A major unifying trait of bipedalism is that it is associated with occasional but critical cursorial movements. Lizards, which are quadrupedal most of the time, switch to bipedal running in order to escape predators (or catch prey). In hominids, during the deforestations after the Miocene Epoch (twenty-four to five million years ago) bipedalism was critically useful to migrate to new locations for food. Flamingos, likewise, will do the same thing, occasionally shifting between lakes.
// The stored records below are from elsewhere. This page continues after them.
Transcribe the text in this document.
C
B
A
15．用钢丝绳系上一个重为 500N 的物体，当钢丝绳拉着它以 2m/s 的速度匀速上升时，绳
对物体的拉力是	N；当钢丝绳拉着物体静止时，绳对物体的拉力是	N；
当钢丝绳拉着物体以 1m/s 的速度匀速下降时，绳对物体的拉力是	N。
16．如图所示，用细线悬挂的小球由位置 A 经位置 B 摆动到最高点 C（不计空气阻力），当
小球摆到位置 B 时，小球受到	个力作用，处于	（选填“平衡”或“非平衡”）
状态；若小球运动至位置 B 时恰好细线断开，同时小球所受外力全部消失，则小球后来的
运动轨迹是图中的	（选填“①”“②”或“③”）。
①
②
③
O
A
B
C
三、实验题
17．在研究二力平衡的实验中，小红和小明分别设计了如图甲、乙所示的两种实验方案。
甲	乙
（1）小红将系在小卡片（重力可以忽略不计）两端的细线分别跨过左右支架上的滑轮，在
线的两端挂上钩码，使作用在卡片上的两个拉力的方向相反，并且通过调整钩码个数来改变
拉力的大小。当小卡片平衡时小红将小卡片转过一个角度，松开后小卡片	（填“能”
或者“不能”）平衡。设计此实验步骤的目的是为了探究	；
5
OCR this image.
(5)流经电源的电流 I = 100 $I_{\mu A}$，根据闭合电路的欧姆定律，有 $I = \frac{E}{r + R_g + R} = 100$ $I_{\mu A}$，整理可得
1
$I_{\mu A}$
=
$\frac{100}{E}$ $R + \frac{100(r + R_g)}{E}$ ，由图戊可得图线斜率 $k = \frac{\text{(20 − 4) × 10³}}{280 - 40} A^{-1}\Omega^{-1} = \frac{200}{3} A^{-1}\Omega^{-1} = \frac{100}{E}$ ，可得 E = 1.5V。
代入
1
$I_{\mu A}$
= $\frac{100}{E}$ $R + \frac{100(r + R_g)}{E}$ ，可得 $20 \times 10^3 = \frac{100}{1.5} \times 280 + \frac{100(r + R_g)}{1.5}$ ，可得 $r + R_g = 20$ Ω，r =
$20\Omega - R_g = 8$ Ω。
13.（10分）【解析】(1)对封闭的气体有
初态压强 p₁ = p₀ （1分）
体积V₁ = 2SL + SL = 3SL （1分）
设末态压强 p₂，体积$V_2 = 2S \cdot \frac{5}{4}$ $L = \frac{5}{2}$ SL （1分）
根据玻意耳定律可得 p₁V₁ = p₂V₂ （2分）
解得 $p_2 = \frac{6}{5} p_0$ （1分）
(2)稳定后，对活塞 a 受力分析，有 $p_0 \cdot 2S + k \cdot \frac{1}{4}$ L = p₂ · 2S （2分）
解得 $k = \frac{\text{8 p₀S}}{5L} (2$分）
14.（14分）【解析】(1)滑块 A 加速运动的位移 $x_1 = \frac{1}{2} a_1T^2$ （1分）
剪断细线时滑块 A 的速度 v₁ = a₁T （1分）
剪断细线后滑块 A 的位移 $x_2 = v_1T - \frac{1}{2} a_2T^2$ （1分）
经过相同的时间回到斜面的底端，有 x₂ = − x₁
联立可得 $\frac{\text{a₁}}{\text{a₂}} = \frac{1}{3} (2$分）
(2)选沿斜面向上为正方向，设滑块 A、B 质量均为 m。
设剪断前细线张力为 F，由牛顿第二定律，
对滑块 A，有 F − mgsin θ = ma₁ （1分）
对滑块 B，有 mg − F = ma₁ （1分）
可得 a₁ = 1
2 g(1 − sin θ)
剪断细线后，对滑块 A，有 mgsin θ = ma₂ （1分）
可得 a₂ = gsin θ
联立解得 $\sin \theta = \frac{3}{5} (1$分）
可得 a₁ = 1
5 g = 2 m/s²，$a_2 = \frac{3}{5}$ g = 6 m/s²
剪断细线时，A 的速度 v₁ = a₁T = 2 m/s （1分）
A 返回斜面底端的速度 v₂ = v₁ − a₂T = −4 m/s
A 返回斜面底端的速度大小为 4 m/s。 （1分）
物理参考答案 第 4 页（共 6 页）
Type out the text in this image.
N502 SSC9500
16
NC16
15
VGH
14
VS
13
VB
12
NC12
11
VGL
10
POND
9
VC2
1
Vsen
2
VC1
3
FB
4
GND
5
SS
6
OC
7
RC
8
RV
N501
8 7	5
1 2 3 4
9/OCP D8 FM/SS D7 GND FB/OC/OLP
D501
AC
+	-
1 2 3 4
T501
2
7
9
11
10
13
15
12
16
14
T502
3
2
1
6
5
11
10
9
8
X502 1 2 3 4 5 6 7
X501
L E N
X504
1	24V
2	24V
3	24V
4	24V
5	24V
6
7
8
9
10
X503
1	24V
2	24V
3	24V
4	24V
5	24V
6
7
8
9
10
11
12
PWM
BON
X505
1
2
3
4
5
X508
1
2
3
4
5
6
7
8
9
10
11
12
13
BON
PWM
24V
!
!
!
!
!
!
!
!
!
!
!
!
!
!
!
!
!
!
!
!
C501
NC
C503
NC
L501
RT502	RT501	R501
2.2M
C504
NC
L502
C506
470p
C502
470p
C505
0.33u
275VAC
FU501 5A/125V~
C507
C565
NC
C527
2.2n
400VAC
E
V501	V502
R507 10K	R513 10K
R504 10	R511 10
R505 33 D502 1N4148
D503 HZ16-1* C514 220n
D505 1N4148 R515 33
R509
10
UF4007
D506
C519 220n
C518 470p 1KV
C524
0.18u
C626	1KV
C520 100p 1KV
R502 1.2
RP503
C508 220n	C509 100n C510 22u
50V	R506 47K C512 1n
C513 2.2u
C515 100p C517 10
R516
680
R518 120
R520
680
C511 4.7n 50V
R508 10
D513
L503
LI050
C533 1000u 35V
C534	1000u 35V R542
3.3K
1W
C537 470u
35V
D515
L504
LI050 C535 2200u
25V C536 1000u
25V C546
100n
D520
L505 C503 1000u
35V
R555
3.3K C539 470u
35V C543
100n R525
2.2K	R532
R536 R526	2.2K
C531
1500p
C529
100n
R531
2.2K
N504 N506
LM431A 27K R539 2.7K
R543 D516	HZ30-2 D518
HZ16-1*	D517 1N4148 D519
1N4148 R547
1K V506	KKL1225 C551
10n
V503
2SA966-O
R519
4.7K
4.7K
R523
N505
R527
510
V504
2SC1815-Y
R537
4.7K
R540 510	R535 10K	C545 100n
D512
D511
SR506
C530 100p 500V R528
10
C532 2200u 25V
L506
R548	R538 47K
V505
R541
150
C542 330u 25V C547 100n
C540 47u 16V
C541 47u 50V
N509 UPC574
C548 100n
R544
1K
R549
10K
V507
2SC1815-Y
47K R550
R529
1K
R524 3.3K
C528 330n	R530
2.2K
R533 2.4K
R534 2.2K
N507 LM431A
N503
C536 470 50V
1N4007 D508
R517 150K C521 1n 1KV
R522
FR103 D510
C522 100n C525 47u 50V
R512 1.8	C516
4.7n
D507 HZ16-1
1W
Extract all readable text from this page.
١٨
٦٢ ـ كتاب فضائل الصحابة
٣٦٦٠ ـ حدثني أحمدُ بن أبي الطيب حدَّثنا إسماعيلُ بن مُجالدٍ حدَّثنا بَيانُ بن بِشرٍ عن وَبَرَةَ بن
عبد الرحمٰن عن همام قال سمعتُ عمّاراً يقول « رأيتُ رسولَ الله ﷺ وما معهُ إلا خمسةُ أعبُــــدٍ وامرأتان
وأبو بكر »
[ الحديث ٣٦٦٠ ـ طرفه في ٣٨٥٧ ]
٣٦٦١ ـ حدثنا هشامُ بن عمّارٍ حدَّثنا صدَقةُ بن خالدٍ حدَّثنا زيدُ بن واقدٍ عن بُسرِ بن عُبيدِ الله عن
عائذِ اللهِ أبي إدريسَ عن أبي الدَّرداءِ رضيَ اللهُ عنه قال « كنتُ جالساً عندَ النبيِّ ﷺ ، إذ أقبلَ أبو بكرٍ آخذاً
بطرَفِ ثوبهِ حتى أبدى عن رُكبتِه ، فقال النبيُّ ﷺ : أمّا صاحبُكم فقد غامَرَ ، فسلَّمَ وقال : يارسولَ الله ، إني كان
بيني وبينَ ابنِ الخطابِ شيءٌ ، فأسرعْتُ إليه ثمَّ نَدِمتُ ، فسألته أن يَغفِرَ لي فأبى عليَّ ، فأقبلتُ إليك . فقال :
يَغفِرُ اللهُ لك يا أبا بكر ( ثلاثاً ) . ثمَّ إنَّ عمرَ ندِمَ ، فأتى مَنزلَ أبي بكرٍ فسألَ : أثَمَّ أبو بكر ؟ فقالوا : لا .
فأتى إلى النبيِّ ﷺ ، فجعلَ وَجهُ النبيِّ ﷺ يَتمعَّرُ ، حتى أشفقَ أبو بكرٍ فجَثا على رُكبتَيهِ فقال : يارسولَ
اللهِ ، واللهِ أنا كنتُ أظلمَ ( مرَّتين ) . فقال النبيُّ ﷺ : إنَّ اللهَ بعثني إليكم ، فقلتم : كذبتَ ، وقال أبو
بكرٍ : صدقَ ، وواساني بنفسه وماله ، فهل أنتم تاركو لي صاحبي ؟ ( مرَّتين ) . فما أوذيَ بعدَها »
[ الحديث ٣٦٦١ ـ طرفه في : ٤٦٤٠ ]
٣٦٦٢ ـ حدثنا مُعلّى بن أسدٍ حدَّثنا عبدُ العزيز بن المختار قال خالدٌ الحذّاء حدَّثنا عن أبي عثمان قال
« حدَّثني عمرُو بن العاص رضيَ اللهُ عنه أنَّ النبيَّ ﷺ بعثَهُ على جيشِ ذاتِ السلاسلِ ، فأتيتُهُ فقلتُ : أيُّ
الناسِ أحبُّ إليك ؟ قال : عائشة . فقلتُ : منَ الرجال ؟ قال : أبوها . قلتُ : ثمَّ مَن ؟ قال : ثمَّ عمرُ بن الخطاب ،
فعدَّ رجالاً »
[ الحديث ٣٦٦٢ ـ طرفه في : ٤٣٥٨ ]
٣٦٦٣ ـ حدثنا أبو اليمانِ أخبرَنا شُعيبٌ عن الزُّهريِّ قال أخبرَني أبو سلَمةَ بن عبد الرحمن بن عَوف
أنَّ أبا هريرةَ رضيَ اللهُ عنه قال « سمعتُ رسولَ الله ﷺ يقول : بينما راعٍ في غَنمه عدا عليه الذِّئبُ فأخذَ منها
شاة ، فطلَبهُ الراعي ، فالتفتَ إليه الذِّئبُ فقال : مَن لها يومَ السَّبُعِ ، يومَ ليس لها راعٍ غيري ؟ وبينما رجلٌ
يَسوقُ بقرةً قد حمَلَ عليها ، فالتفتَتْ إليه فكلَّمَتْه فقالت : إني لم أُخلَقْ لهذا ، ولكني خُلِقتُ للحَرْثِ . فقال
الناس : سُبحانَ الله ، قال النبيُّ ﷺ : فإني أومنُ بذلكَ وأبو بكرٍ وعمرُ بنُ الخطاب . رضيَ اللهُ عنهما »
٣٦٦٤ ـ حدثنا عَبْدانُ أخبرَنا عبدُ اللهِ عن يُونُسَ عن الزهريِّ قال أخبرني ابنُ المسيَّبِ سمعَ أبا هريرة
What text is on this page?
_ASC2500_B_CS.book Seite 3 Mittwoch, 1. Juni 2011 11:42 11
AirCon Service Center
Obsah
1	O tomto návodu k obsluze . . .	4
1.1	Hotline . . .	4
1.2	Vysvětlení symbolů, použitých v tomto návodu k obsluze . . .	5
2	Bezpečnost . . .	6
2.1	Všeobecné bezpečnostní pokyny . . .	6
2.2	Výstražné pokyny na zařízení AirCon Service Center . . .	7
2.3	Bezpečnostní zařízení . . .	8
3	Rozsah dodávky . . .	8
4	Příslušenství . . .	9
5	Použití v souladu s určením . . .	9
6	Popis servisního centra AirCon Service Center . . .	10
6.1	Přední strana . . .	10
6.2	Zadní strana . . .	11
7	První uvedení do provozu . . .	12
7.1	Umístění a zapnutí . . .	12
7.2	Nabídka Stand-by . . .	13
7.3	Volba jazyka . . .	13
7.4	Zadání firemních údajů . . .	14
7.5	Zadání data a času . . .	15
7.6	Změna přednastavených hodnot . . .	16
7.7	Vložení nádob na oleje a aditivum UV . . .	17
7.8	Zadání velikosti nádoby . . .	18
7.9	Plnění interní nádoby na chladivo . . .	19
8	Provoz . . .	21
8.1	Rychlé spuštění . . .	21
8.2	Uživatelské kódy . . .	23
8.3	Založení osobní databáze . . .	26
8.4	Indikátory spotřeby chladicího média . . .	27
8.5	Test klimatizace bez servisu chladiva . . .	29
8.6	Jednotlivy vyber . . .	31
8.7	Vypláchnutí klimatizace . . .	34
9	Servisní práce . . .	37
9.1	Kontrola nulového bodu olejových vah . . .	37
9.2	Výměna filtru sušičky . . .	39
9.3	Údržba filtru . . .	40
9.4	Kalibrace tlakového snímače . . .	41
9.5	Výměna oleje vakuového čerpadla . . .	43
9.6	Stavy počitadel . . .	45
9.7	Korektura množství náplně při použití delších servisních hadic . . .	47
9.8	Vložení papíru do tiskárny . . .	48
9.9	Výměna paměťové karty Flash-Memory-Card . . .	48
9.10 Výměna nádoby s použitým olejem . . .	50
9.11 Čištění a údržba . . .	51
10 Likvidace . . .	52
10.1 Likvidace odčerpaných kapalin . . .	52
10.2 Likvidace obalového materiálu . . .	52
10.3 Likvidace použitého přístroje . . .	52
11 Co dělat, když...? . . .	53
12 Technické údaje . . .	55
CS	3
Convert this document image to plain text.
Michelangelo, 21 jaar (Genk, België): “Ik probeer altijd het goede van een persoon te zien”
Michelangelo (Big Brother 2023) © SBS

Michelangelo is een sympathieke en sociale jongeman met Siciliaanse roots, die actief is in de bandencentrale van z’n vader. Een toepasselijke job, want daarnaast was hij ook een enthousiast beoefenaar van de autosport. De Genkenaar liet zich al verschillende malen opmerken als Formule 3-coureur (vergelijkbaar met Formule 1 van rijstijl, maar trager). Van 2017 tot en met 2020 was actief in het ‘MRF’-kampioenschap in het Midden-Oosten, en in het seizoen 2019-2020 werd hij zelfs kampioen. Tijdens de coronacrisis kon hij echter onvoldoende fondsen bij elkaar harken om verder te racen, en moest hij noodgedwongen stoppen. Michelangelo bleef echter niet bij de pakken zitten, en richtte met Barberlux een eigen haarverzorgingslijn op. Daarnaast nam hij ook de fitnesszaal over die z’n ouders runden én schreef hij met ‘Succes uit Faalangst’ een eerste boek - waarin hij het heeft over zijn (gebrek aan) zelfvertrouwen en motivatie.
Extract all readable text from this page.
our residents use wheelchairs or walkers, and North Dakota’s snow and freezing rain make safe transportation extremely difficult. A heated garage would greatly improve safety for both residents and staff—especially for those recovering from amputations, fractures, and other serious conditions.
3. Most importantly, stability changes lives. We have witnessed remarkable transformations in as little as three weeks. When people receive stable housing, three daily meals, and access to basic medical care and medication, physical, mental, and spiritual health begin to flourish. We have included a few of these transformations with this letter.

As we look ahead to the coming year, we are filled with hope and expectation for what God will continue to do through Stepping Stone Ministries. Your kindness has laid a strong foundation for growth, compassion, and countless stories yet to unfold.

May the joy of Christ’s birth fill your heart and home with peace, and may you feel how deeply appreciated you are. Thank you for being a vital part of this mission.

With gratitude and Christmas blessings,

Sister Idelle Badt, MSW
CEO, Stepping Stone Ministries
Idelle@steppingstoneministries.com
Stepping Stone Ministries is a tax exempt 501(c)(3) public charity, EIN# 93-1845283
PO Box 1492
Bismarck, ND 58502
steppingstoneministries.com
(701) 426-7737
Another unifying trait in bipedalism is the two general ways in which it has developed. In the case of thecodonts, lizards, and the non-primate mammals, bipedalism evolved for its advantages to speed in either escaping prey or pursuing predators. In the case of primates and birds, bipedalism evolved because the forelimbs were highly specialized for other purposes.
Framing human evolution into the larger picture of the evolution of all members of the Animal Kingdom provides broader insight and accuracy into understanding our origins. This kind of perspective may not have been easily accessible ten years ago. Recent innovations, such as the Internet and fast library databases, have put "information at our fingertips," allowing researchers to quickly cull bits of information from a diverse set of fields. Having access to more organized data helps students synthesize and grasp were we came from. Ten years from now, though, it will be even more surprising what novel insights await us.